Anyway, I'd say that Portuguese is more similar to Castilian by sintaxis but more similar to Catalan by phonems. Specially Iberian Portuguese, I've been told by many people. When I speak Portuguese for instance, I have the "_perfect"_ Portuguese accent-phonetics. One day a Portuguese guy thought that I was Portuguese even that I don't speak it very well but the phonems are very very similar...(PS:maybe it helped that I was drunk though  )
I also confused a Portuguese girl to be Catalan because she spoke a perfect Central-Catalan and she learned it in few months.


----------



## angelina barbosa

Well, I would say that Portuguese definitely resembles Galician.


----------



## Tomby

angelina barbosa said:
			
		

> Well, I would say that Portuguese definitely resembles Galician.

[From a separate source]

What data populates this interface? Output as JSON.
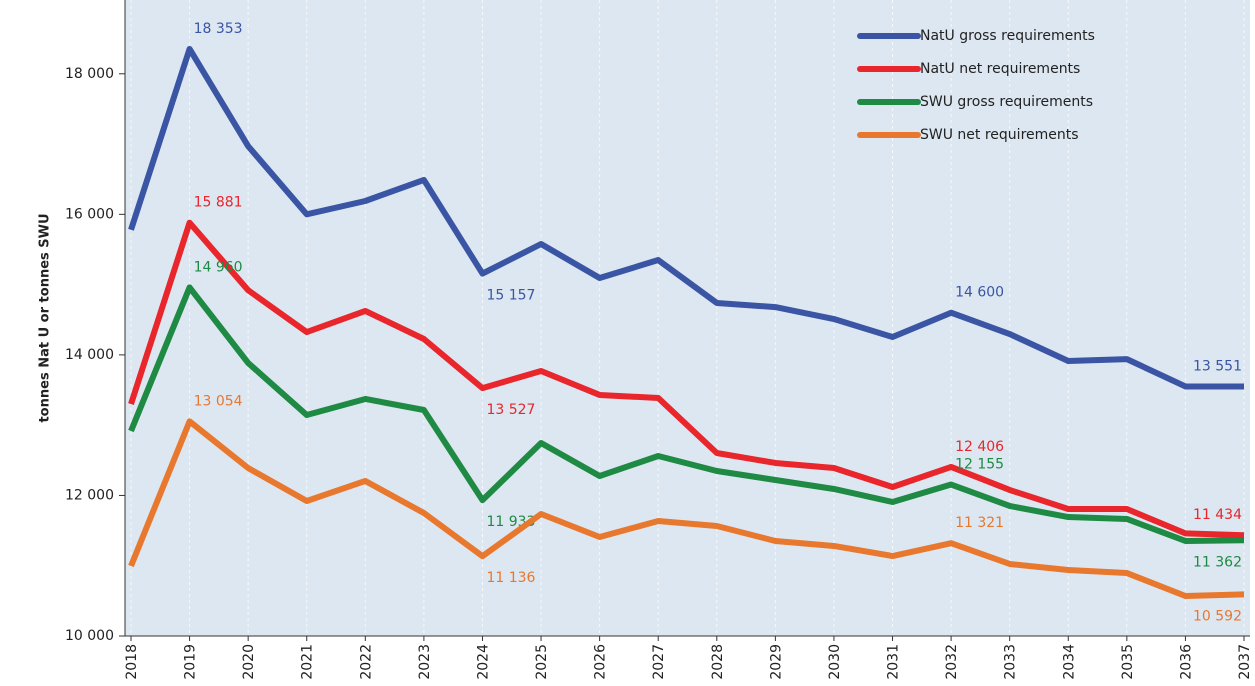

Angelina, eu já respondi neste tópico:  



			
				Tombatossals said:
			
		

> ... o idioma mais semelhante ao português é o catalão além do galego, que segundo diversas opiniões de importantes filólogos dizem que se trata da mesma língua. Não sei, nem posso opinar sobre este tema...


 
Cumprimentos!


----------



## latormentabritanica

Etymologists trace portuguese back to Galician, and therefore is related more to Spanish than to Italian.  However, much of the evolution of Spanish grammar has not bled through into Portuguese (i.e. stem-changing verbs, personal "a"), and the pronunciation of many consonants is more related to those in Italian (i.e. j, g, ss, intervocalic s, z, etc).


----------



## Outsider

Welcome to our forum. Just a note: depending on what you mean by 'stem-changing verbs', we have some in Portuguese, too.


----------



## latormentabritanica

I am fully aware of the use of stem-changing verbs in Portuguese, however their presence is not to the same extent as in Spanish.


----------



## Outsider

Oh, you must be talking about the diphthongation of stressed vowels which occurs in many Spanish verbs! For example, _poder-puedo_, _sentir-siento_, etc.


----------



## latormentabritanica

That's exactly what I'm talking about!  I'm studying for a Linguistics degree right now, but I'm in the first class so I haven't gotten all the terminology down.  However, the concept of poder-puedo etc. has always been referred to as being a "stem-changer" in the shall we say "normal" world.


----------



## Outsider

_Conocer-conozco_: is this not a stem change, too?


----------



## latormentabritanica

I'm not sure to be honest


----------